I’d been pedaling hard for a few weeks, laboring on house painting jobs. Good, satisfying work, that earned me money, useful in our money-driven culture. Some get by, some prosper, many suffer; some survive, a few thrive. It all seems relative to one’s view. The noise of adamant political signs and insistent remedies for the many challenges pressing into my psyche only added to my subtle agitation. We will get what we have sown, for sure.
I might have stayed on my sofa, stared at a screen, or rocked in the chair on my front porch. Somehow today I felt a need shift the routine; to be away even from my sweet house. On this warm sunny morning I chose to just go and be, apart from all this human-focus for a bit. Maybe the river beckoned me.
The scene’s familiar to all my senses. Still it requires time for my mind to let go. And I can’t stop seeing the litter scattered about the bank, nor stifle a compulsion to act.

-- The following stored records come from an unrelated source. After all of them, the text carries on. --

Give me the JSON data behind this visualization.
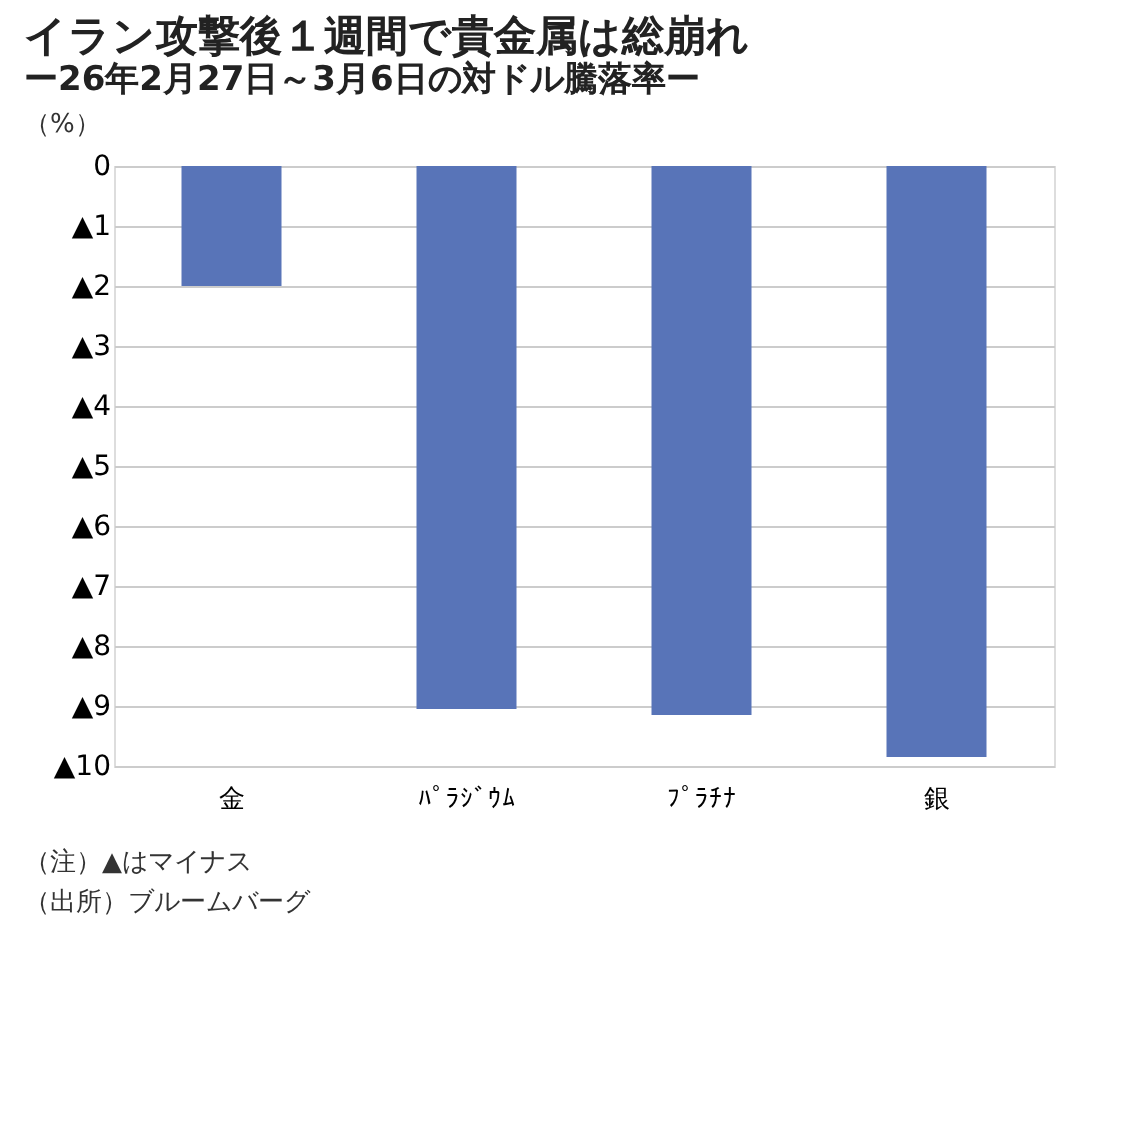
{
  "chart_data": {
    "type": "bar",
    "title": "イラン攻撃後１週間で貴金属は総崩れ",
    "subtitle": "ー26年2月27日～3月6日の対ドル騰落率ー",
    "ylabel": "（%）",
    "categories": [
      "金",
      "ﾊﾟﾗｼﾞｳﾑ",
      "ﾌﾟﾗﾁﾅ",
      "銀"
    ],
    "series": [
      {
        "color": "#5874b8",
        "values": [
          -2.0,
          -9.05,
          -9.15,
          -9.85
        ]
      }
    ],
    "ylim": [
      -10,
      0
    ],
    "yticks": [
      0,
      {
        "value": -1,
        "label": "▲1"
      },
      {
        "value": -2,
        "label": "▲2"
      },
      {
        "value": -3,
        "label": "▲3"
      },
      {
        "value": -4,
        "label": "▲4"
      },
      {
        "value": -5,
        "label": "▲5"
      },
      {
        "value": -6,
        "label": "▲6"
      },
      {
        "value": -7,
        "label": "▲7"
      },
      {
        "value": -8,
        "label": "▲8"
      },
      {
        "value": -9,
        "label": "▲9"
      },
      {
        "value": -10,
        "label": "▲10"
      }
    ],
    "grid": "y",
    "annotations": [
      "（注）▲はマイナス",
      "（出所）ブルームバーグ"
    ]
  }
}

A plastic bag hangs across the water like a flag of surrender offered by our tortured earth. There’s an Xbox, golf balls, bottles, cans, plastic bags, roofing metal, and more. I drag some tires out of the muck, and gather up all manner of other consumer debris. Remnants of last month’s heavy rains and high-water, and more so our arrogant, disconnected attitude to the fabric of life that sustains us all. Rather than fight my urge to also be still, I play along, figuring some waste collection can’t hurt. But obliquely I know I need to get it out of my system in order to collect the courage to sit.
When I finally take my place on a dry rock protruding from the bank, body planted, my mind refuses to relinquish identifying and labeling. I spot deer tracks, maybe some coon too. And here’s a feather (from what bird?), look—a shell, and a snail, there’s an acorn cap, and a maple seed, a brick so current-worn it mimics the smooth ancient rocks.
Slowly, steadily, I accept the irrational nudge that’s led me here. There are no animals in sight to distract me, and the only sounds are gentle ruffles of sycamore leaves waving from high with each breeze, and the soft gurgle of the clear water. I gaze at the random leaves that let go their towering status and smile as they pirouette downward. Caught gently by the blanket of the river, they graciously bow and lay into the current, acquiescing without a sound. Each performer disappears from view swallowed into the downstream.
My breathing unconsciously begins to sync up with the flow, the ripples of sound interweave, and sunlight sparkles golden in the cascade. As I depart, it seems a desperate clinging to imagine a human life is any more or less significant than each note in this ongoing song.